The decision by Cardinal Desmond Connell, the retired archbishop of Dublin, not to proceed with his High Court challenge does not signal a massive change of heart by a Church very much on the defensive.

The scandal of evasion and cover-up over sex abuse by clerics goes far beyond the archdiocese of Dublin and the Irish Church. The full story may never come out, here or elsewhere.

What happened yesterday merely ensures that another part of the sordid story in Ireland cannot remain shrouded in official secrecy. Yesterday’s decision by the cardinal to give up his efforts to block the release by his successor of all files to a commission of investigation was a victory for common sense.

It was much more than that. It was a recognition by the cardinal, for whatever reason and however late, that far more was at stake than a commitment, no doubt given in good faith, to certain individuals that their stories would remain confidential.

Law does recognise that certain communications between individuals can be shielded from public disclosure by a confidentiality pact. But no such pact can ever be absolute, not when it is entered into by someone who is acting of behalf of a unique institution.

The institution known as the Catholic Church operates on the basis of Gospel values, which place a very high premium on respect for the dignity and integrity of the individual human person.

When these have been violated, as they were in a very brutal, cynical and sustained way over many years in Ireland by clerical officers of this Church, then its institutional leaders have to consider what is their true responsibility.

Is it to shield the institution at all costs?
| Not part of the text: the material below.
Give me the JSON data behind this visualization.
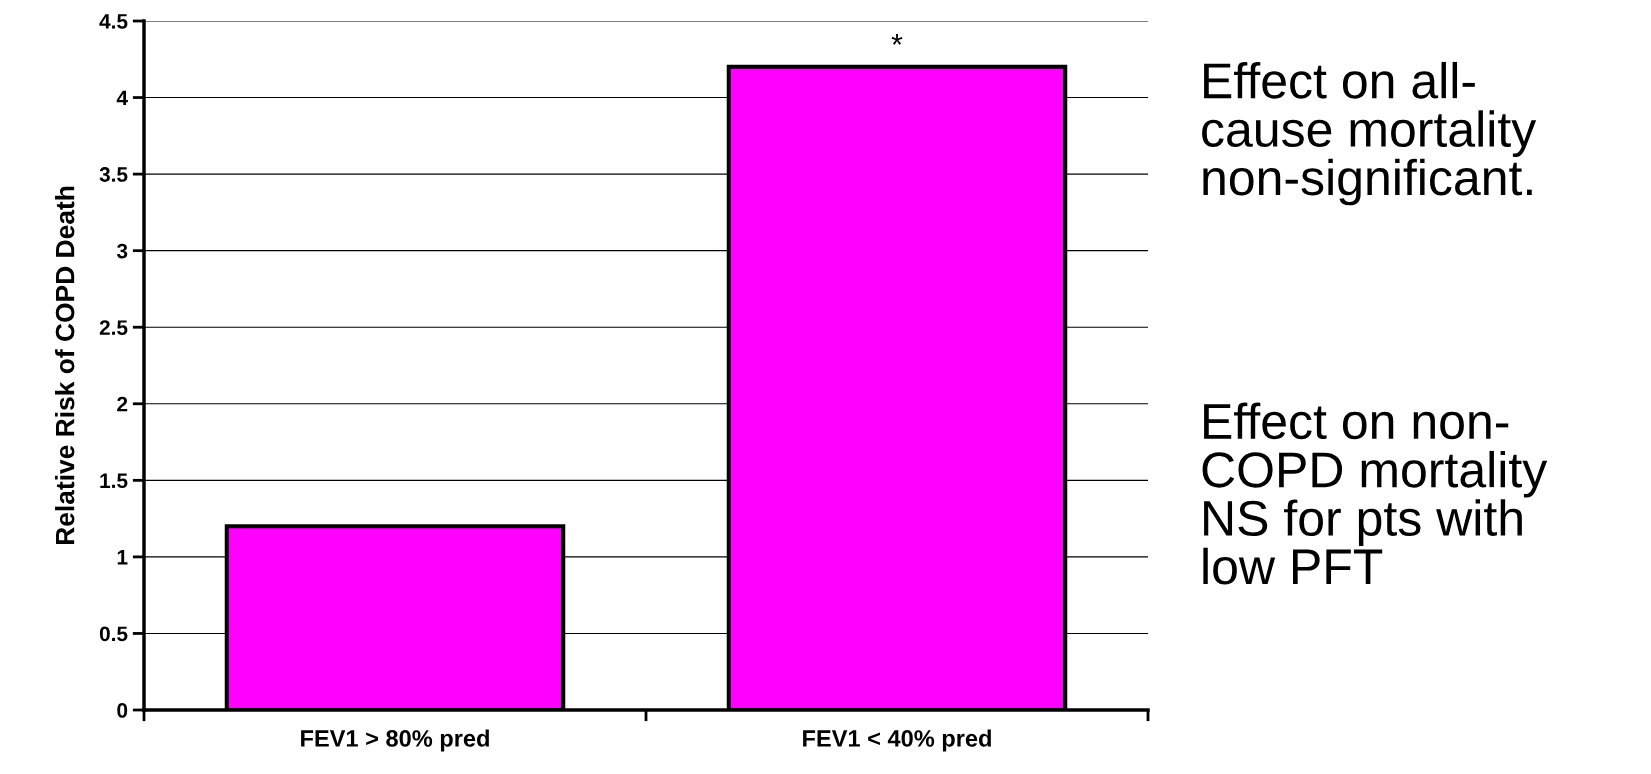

Is it to allow a personal commitment to a number of individuals to override the urgent need for institutional contrition and redress? No one who knows Cardinal Connell would doubt that he believed his determination to protect the confidentiality of certain files was sincere. On the other hand, promises had been made that the Church would co-operate unconditionally with any investigation in the shocking history of sex abuse by clerics.

It was imperative that this should happen, not only because of the hurt and the psychic devastation resulting from it, but also because the credibility of an institution was at stake.

These considerations alone should have caused Cardinal Connell to think twice before challenging the proper decision by his successor, Archbishop Diarmuid Martin, to release all files to the committee.

The cardinal was claiming legal privilege over 5,586 documents out of 66,583 handed over by Archbishop Martin to the investigating committee. Apart from the question of whether these were diocesan documents, rather than the personal property of the cardinal, there was a much bigger question to be addressed.

How is justice best served within an institution where blatant injustice has for too long been smugly lived with and covered up? In defence of the cardinal, it could be said that he was merely the product of an ecclesiastical culture (founded in part on arrogance) which — emanating from Rome — regarded the right of the Church to run its own affairs as it saw fit as beyond reproach.

Make no mistake — this culture of arrogance and unaccountability persists today and will persist tomorrow, despite the change of heart by Cardinal Connell. Nor is the ecclesiastical establishment in Ireland alone to blame for this.

For far too long in this country the supine behaviour of the political establishment has been a significant contributory factor to this culture.

What the Church did was its own business — that was the guiding principle for successive governments in this country. That’s partly the reason why we are now trying to clean up an appalling mess.

It would have been made all the more shameful if the cardinal had persisted with his ill-conceived High Court challenge. Of him it can be said, charitably, that he is a man out of his time. But it would be extremely foolish to pretend that the culture that he represents died, along with his challenge, on the steps of the High Court yesterday.

The late Fr Joe Dunn wrote a book in 1994 critical of the leadership of the Irish Church entitled No Lions in the Hierarchy — no lions today either, as it happens, but Cardinal Desmond Connell was not and is not the only dinosaur.